My Experiences with Ticketmaster

I love going to concerts and hearing live music – if I had unlimited money, I’d go to every live show coming through Pittsburgh that I had even a remote interest in. There’s just something so electric about hearing music performed live – it’s such an experience that you can’t replicate on a CD.

But I hate buying tickets for these shows on Ticketmaster. I know that it’s a huge platform, and that they’re battling growing crowds and trying to keep bots from buying tickets meant for real people, but they really have work to do for sales of accessible seats.

I realize that I’m not the only one who gets frustrated with Ticketmaster. Each time a concert goes on sale, thousands of people are trying to access the site at the same time to get the best seats, slowing it down or even crashing it. But think about the last time you went to a concert at an arena or a stadium… how many of the seats were wheelchair accessible? The answer is not very many (any usually, none are in the floor section). So when I’m signing onto Ticketmaster, I’m not as worried about getting the best seats as I am about getting any seats at all.

For example… I had presale access to Justin Timberlake’s upcoming concert last Friday. Generally, for each presale offered, only a certain number of tickets are set aside. When I tried to get tickets at 9:15, 15 minutes after the presale opened, it said there were no wheelchair accessible seats available. I figured this was an error, so I tried again around 10… and kept trying until 11. I tried the Livenation site, I tried the Ticketmaster site, and I even tried the Ticketmaster app – which, I found out, doesn’t even have the option for accessible seats! The Ticketmaster site itself kept cycling between giving me an error, telling me there were no tickets, and showing me an outdated version of the ordering page with no place for my presale code.
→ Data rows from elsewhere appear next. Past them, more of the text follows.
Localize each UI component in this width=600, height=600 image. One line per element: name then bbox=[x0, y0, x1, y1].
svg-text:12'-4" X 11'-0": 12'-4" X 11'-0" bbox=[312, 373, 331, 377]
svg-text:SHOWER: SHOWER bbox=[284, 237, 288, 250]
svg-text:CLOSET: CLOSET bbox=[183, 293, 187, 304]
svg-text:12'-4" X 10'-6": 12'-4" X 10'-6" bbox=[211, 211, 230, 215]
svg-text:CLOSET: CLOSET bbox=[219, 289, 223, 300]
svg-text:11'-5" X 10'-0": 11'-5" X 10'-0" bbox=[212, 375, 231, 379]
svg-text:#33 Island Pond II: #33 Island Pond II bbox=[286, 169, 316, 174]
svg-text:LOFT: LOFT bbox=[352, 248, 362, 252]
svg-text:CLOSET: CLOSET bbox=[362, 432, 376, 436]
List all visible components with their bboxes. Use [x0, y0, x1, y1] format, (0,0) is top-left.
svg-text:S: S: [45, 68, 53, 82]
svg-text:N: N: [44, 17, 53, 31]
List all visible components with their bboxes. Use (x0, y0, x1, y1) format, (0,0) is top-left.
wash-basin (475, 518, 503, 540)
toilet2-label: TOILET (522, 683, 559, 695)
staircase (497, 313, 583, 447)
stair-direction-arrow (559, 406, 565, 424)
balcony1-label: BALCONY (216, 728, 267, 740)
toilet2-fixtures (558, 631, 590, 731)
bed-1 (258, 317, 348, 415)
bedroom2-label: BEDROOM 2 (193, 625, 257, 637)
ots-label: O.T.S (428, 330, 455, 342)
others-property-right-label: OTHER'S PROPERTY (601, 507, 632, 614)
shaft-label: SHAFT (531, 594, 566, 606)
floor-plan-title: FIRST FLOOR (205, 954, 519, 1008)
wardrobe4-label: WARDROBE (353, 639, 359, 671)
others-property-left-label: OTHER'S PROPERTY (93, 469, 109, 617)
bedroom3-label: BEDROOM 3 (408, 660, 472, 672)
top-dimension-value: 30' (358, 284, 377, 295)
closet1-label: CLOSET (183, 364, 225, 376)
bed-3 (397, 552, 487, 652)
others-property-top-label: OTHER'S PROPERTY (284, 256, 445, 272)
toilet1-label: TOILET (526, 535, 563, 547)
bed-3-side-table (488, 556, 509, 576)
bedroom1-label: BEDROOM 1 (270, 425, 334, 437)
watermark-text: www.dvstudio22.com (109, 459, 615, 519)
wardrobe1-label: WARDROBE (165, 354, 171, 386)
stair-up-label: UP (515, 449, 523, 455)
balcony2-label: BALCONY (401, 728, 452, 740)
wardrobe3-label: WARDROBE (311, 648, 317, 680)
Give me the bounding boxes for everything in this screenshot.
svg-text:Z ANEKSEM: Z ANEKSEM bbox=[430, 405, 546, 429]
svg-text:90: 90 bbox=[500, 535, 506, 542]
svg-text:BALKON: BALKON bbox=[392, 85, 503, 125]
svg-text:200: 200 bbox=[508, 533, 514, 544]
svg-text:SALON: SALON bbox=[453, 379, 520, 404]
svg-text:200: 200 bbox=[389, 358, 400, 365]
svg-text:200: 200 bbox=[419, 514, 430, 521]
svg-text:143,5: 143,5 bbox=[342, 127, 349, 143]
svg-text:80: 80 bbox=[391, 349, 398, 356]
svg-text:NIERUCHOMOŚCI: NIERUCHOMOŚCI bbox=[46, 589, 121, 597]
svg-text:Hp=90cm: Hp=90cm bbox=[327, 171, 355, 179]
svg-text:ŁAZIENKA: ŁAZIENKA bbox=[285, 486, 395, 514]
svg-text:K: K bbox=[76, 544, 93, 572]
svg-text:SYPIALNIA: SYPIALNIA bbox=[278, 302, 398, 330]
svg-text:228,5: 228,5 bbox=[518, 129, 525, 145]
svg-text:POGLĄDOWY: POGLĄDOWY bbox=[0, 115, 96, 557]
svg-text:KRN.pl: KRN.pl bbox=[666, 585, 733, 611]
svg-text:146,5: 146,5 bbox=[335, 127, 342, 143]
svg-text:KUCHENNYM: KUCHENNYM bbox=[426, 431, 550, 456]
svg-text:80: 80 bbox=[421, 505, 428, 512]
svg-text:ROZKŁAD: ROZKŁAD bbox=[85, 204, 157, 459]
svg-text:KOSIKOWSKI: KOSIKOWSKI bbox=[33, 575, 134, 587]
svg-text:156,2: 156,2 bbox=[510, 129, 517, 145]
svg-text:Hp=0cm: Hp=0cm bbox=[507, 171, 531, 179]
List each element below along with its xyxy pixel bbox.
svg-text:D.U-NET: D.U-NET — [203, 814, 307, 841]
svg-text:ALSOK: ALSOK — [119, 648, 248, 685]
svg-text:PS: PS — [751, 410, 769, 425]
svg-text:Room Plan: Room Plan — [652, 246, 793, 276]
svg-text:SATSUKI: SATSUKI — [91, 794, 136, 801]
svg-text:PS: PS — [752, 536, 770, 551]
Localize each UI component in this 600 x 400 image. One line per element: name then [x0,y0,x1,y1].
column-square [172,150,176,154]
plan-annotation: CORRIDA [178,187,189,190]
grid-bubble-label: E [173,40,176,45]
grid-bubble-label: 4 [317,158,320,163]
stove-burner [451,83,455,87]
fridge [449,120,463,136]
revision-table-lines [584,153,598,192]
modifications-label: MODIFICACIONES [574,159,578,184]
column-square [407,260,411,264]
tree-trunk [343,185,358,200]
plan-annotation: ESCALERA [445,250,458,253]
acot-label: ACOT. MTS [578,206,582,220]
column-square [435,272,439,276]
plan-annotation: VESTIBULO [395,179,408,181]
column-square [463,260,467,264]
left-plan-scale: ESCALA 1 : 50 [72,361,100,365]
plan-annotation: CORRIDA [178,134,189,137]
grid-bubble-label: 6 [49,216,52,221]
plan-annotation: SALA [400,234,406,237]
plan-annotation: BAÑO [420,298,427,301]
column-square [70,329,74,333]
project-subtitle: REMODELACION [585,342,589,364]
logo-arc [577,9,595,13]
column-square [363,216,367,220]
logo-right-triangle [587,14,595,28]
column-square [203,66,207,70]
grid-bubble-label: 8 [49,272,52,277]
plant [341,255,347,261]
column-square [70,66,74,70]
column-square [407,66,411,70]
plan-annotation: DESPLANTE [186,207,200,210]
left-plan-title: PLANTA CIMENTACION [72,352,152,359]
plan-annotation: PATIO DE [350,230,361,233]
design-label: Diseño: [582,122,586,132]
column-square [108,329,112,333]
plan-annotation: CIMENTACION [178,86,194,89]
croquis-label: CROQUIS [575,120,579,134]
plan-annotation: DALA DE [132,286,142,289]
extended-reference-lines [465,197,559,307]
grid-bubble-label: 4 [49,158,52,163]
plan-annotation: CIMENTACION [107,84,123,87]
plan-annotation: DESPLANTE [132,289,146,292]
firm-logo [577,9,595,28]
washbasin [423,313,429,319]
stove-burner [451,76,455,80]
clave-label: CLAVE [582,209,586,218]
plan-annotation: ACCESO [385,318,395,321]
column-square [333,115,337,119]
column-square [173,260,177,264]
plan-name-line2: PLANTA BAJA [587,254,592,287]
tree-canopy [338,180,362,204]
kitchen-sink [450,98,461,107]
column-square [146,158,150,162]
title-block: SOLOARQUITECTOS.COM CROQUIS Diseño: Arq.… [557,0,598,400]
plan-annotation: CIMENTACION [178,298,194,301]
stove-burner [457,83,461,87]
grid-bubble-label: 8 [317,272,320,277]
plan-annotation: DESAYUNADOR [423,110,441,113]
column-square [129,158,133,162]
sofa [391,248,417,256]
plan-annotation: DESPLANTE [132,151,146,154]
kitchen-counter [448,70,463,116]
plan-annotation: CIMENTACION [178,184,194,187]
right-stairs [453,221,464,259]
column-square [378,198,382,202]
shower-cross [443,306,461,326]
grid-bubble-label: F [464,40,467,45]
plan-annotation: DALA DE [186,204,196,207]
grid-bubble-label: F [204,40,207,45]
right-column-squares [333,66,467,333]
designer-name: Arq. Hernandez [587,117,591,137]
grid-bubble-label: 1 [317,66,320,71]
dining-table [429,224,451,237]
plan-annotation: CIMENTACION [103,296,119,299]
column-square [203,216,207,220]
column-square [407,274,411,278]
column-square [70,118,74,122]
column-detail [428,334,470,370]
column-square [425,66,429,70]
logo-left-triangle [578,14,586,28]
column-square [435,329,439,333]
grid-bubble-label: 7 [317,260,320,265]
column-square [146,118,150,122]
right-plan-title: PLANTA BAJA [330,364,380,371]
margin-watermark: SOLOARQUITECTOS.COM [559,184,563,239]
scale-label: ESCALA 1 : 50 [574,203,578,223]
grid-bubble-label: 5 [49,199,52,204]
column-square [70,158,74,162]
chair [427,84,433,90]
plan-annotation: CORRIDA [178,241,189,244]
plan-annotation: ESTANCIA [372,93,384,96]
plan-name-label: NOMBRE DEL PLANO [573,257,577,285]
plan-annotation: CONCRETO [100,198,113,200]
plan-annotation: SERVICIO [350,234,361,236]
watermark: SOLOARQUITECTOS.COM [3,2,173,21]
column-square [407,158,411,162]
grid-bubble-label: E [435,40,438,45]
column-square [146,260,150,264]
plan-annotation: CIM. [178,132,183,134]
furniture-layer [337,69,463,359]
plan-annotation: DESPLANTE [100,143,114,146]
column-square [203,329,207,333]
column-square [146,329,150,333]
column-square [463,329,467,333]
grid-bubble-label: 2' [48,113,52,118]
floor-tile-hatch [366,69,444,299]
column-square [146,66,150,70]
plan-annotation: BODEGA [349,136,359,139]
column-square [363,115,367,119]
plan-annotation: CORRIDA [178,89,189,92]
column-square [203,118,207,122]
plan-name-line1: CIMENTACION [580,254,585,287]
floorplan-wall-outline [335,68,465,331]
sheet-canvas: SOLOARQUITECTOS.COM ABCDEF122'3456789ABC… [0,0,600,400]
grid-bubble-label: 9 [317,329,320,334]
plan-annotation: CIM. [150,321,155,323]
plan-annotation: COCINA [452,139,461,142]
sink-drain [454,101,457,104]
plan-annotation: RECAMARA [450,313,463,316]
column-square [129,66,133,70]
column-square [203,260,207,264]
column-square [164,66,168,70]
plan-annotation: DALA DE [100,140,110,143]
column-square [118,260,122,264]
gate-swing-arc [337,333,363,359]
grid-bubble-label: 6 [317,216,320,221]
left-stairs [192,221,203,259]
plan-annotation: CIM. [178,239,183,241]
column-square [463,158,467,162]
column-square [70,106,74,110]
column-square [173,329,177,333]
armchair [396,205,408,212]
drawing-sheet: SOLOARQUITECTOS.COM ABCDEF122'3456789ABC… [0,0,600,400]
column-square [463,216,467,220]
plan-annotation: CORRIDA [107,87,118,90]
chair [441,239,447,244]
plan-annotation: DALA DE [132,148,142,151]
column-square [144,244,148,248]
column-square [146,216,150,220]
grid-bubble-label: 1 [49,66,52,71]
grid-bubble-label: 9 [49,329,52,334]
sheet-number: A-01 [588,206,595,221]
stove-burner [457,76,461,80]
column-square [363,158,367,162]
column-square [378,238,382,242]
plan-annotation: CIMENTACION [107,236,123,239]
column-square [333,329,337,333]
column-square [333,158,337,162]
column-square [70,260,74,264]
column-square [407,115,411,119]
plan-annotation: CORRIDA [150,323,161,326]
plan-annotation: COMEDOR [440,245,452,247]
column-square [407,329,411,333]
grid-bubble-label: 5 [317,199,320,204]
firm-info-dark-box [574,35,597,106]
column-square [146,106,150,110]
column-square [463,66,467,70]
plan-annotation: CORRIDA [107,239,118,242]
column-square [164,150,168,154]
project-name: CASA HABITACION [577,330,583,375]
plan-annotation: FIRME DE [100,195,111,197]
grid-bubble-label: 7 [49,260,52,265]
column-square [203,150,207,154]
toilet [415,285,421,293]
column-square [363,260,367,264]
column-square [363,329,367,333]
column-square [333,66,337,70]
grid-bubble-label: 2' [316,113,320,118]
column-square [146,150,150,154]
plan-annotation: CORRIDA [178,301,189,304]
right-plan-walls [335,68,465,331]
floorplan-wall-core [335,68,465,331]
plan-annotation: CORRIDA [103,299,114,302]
So, I tried to turn to the phone, so that I could talk to someone at Ticketmaster and figure out what was wrong. Turns out, that wasn’t an option either, because when the Ticketmaster lines are too busy they just tell you to “call back later” and don’t even give you the option of being put on hold! I was feeling desperate, so I even tried the “Express” phone line, where you can order but not talk to anyone, but at 11 AM they still didn’t have the option for my presale code in the system.

Which meant I had to resort to Twitter direct messages and the automated e-mail system. I will say that the representatives who got back to me on Twitter responded quickly and have been trying to help me, as did the representative who responded to my e-mail (two full days later). They confirmed that there were no accessible seats left in that presale, and when I pushed back asking how they could have sold out in the first 15 minutes, they agreed to contact the venue and try to get 2 more tickets released for me. But at the end of Friday, they said that the Box Office would contact me on Monday. And I’m glad they did, because when I tried to buy accessible tickets on my own yesterday morning, I still couldn’t, because I got an error every time I tried. I honestly don’t know if or how anyone else trying to get accessible tickets was able to get any.

I know this sounds like a little thing – I get it, it’s just a concert! But it’s the added frustration that comes along with what should be such a simple thing! I know that my choice of seats will already be limited, it just adds extra worry and stress having to go through all these extra steps to make sure I can even get a seat at all. I really think there has to be a better way for Ticketmaster to do this – to make sure that people with mobility needs have the same easy access to tickets that everyone else does. I think the Ticketmaster Verified Fan ticketing process is a step in the right direction, but there’s definitely still a ways for them to go. The change needs to come from the top – as helpful as the customer service agents have been, I don’t want to have to go through this every time I want to buy concert tickets.